Several boilers that are still in service tend to use a traditional mechanical linkage system, in which the fuel and air rates are all at once positioned using a single common actuator in conjunction with mechanical linkages. This structure is not only necessarily restricted by design, but it is also vulnerable to quality management fluctuations and drop-off due to the drifting of mechanical linkages induced by wear.
In the 1980s, the Linkageless Burner Control was launched with the first electronic fuel-to-air ratio control system; it is usually introduced as a combustion control system. The potential benefits of the system became much more evident over time and continued improvement.

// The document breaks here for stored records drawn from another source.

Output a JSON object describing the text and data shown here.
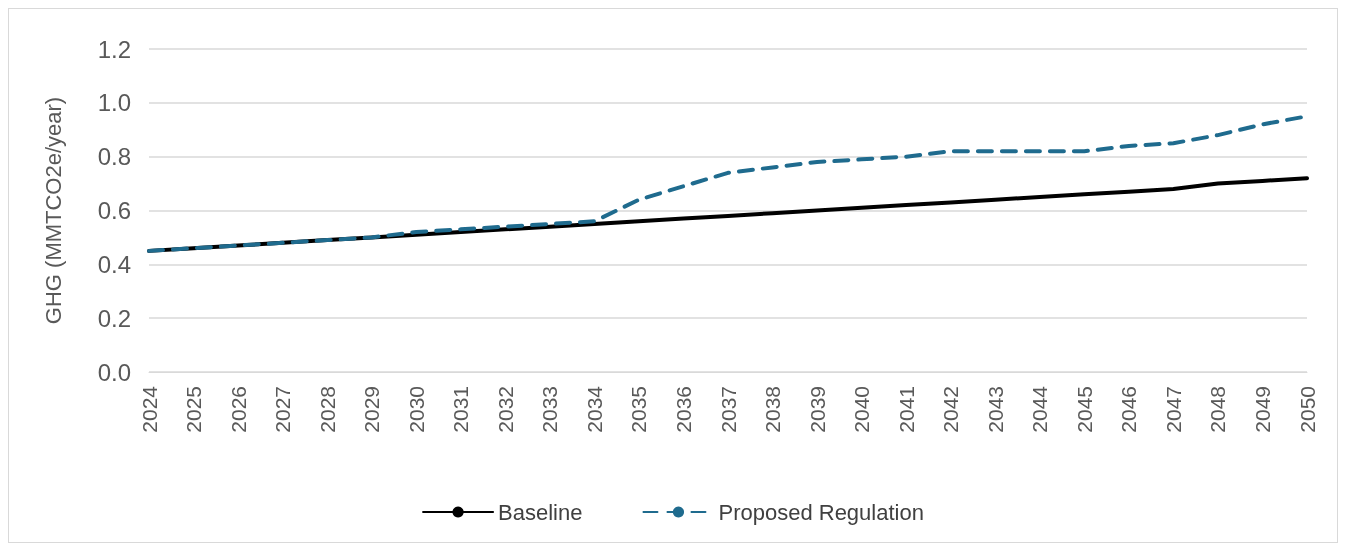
{
  "chart_data": {
    "type": "line",
    "ylabel": "GHG (MMTCO2e/year)",
    "categories": [
      "2024",
      "2025",
      "2026",
      "2027",
      "2028",
      "2029",
      "2030",
      "2031",
      "2032",
      "2033",
      "2034",
      "2035",
      "2036",
      "2037",
      "2038",
      "2039",
      "2040",
      "2041",
      "2042",
      "2043",
      "2044",
      "2045",
      "2046",
      "2047",
      "2048",
      "2049",
      "2050"
    ],
    "series": [
      {
        "name": "Baseline",
        "color": "#000000",
        "line_style": "solid",
        "values": [
          0.45,
          0.46,
          0.47,
          0.48,
          0.49,
          0.5,
          0.51,
          0.52,
          0.53,
          0.54,
          0.55,
          0.56,
          0.57,
          0.58,
          0.59,
          0.6,
          0.61,
          0.62,
          0.63,
          0.64,
          0.65,
          0.66,
          0.67,
          0.68,
          0.7,
          0.71,
          0.72
        ]
      },
      {
        "name": "Proposed Regulation",
        "color": "#1f6b8e",
        "line_style": "dashed",
        "values": [
          0.45,
          0.46,
          0.47,
          0.48,
          0.49,
          0.5,
          0.52,
          0.53,
          0.54,
          0.55,
          0.56,
          0.64,
          0.69,
          0.74,
          0.76,
          0.78,
          0.79,
          0.8,
          0.82,
          0.82,
          0.82,
          0.82,
          0.84,
          0.85,
          0.88,
          0.92,
          0.95
        ]
      }
    ],
    "ylim": [
      0,
      1.2
    ],
    "yticks": [
      {
        "value": 0,
        "label": "0.0"
      },
      0.2,
      0.4,
      0.6,
      0.8,
      {
        "value": 1,
        "label": "1.0"
      },
      1.2
    ],
    "grid": "y",
    "legend": "bottom",
    "marker": "none"
  }
}
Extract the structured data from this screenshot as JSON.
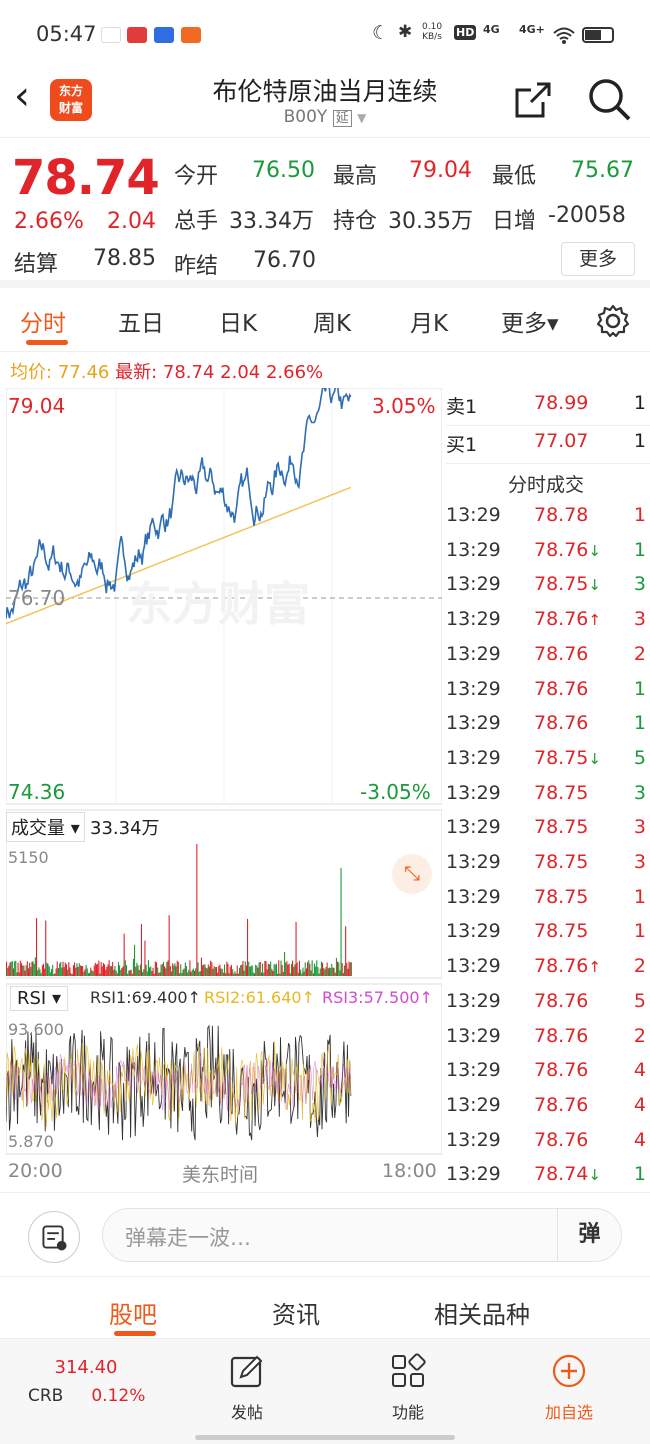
{
  "status": {
    "time": "05:47",
    "net_speed_top": "0.10",
    "net_speed_bottom": "KB/s",
    "hd": "HD",
    "sig1": "4G",
    "sig2": "4G+"
  },
  "nav": {
    "title": "布伦特原油当月连续",
    "code": "B00Y",
    "delay_tag": "延",
    "logo_line1": "东方",
    "logo_line2": "财富"
  },
  "quote": {
    "price": "78.74",
    "change_pct": "2.66%",
    "change": "2.04",
    "open_label": "今开",
    "open": "76.50",
    "high_label": "最高",
    "high": "79.04",
    "low_label": "最低",
    "low": "75.67",
    "volume_label": "总手",
    "volume": "33.34万",
    "position_label": "持仓",
    "position": "30.35万",
    "daily_add_label": "日增",
    "daily_add": "-20058",
    "settle_label": "结算",
    "settle": "78.85",
    "prev_settle_label": "昨结",
    "prev_settle": "76.70",
    "more": "更多"
  },
  "tabs": [
    "分时",
    "五日",
    "日K",
    "周K",
    "月K",
    "更多▾"
  ],
  "avg_line": {
    "avg_label": "均价:",
    "avg": "77.46",
    "latest_label": "最新:",
    "latest": "78.74",
    "change": "2.04",
    "pct": "2.66%"
  },
  "chart": {
    "y_top": "79.04",
    "y_top_pct": "3.05%",
    "y_bottom": "74.36",
    "y_bottom_pct": "-3.05%",
    "ref": "76.70",
    "watermark": "东方财富",
    "vol_label": "成交量",
    "vol_value": "33.34万",
    "vol_max": "5150",
    "rsi_label": "RSI",
    "rsi1": "RSI1:69.400↑",
    "rsi2": "RSI2:61.640↑",
    "rsi3": "RSI3:57.500↑",
    "rsi_top": "93.600",
    "rsi_bottom": "5.870",
    "x_start": "20:00",
    "x_mid": "美东时间",
    "x_end": "18:00",
    "colors": {
      "price": "#2f6db5",
      "avg": "#f3c35a",
      "up": "#e0242a",
      "down": "#1a9a3a",
      "rsi1": "#333333",
      "rsi2": "#e8b820",
      "rsi3": "#d24bd2"
    }
  },
  "orderbook": {
    "ask_label": "卖1",
    "ask_price": "78.99",
    "ask_vol": "1",
    "bid_label": "买1",
    "bid_price": "77.07",
    "bid_vol": "1",
    "trades_title": "分时成交",
    "trades": [
      {
        "t": "13:29",
        "p": "78.78",
        "a": "",
        "v": "1",
        "c": "red"
      },
      {
        "t": "13:29",
        "p": "78.76",
        "a": "↓",
        "v": "1",
        "c": "green"
      },
      {
        "t": "13:29",
        "p": "78.75",
        "a": "↓",
        "v": "3",
        "c": "green"
      },
      {
        "t": "13:29",
        "p": "78.76",
        "a": "↑",
        "v": "3",
        "c": "red"
      },
      {
        "t": "13:29",
        "p": "78.76",
        "a": "",
        "v": "2",
        "c": "red"
      },
      {
        "t": "13:29",
        "p": "78.76",
        "a": "",
        "v": "1",
        "c": "green"
      },
      {
        "t": "13:29",
        "p": "78.76",
        "a": "",
        "v": "1",
        "c": "green"
      },
      {
        "t": "13:29",
        "p": "78.75",
        "a": "↓",
        "v": "5",
        "c": "green"
      },
      {
        "t": "13:29",
        "p": "78.75",
        "a": "",
        "v": "3",
        "c": "green"
      },
      {
        "t": "13:29",
        "p": "78.75",
        "a": "",
        "v": "3",
        "c": "red"
      },
      {
        "t": "13:29",
        "p": "78.75",
        "a": "",
        "v": "3",
        "c": "red"
      },
      {
        "t": "13:29",
        "p": "78.75",
        "a": "",
        "v": "1",
        "c": "red"
      },
      {
        "t": "13:29",
        "p": "78.75",
        "a": "",
        "v": "1",
        "c": "red"
      },
      {
        "t": "13:29",
        "p": "78.76",
        "a": "↑",
        "v": "2",
        "c": "red"
      },
      {
        "t": "13:29",
        "p": "78.76",
        "a": "",
        "v": "5",
        "c": "red"
      },
      {
        "t": "13:29",
        "p": "78.76",
        "a": "",
        "v": "2",
        "c": "red"
      },
      {
        "t": "13:29",
        "p": "78.76",
        "a": "",
        "v": "4",
        "c": "red"
      },
      {
        "t": "13:29",
        "p": "78.76",
        "a": "",
        "v": "4",
        "c": "red"
      },
      {
        "t": "13:29",
        "p": "78.76",
        "a": "",
        "v": "4",
        "c": "red"
      },
      {
        "t": "13:29",
        "p": "78.74",
        "a": "↓",
        "v": "1",
        "c": "green"
      }
    ]
  },
  "danmu": {
    "placeholder": "弹幕走一波…",
    "button": "弹"
  },
  "subtabs": [
    "股吧",
    "资讯",
    "相关品种"
  ],
  "bottombar": {
    "crb_value": "314.40",
    "crb_label": "CRB",
    "crb_pct": "0.12%",
    "post": "发帖",
    "func": "功能",
    "add": "加自选"
  }
}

By completely doing away with the linkages themselves, the control system eliminates both the obvious problems associated with the traditional mechanical linkage. The mechanical arrangement is replaced with a system that uses a Programmable Logic Controller (PLC), a flue gas analyzer, as well as individual step-less servo motors to effectively control the fuel rate and air rate. The PLC extracts data from the flue gas analysis tool which detects and reports CO2, O2 & CO values in the flue gas, and afterward modulates the two independent servo motors to optimize the air and fuel ratio.
The system is indeed superior in its design because it offers much more combustion efficiency which results not only in lesser fuel consumption, but also has the significant benefits of PLC programming, and with rock-stable accuracy and reliability of the steady servo controller engines being precise.
Another unique feature of Linkageless systems is that they can be expanded with options and functionalities to fulfill an individual facility’s demands and operator preferences by introducing additional Draft Control, O2 trim, Touch Screen Display, and Emissions Monitoring with printed readout capacities. Furthermore, the fact that almost all burner and boiler can be converted to Linkageless Control leading to massive fuel savings, reducing emissions, flexibility of control, and consistency of operating conditions implies the cost of conversion is conveniently counterbalanced by the system’s effectiveness.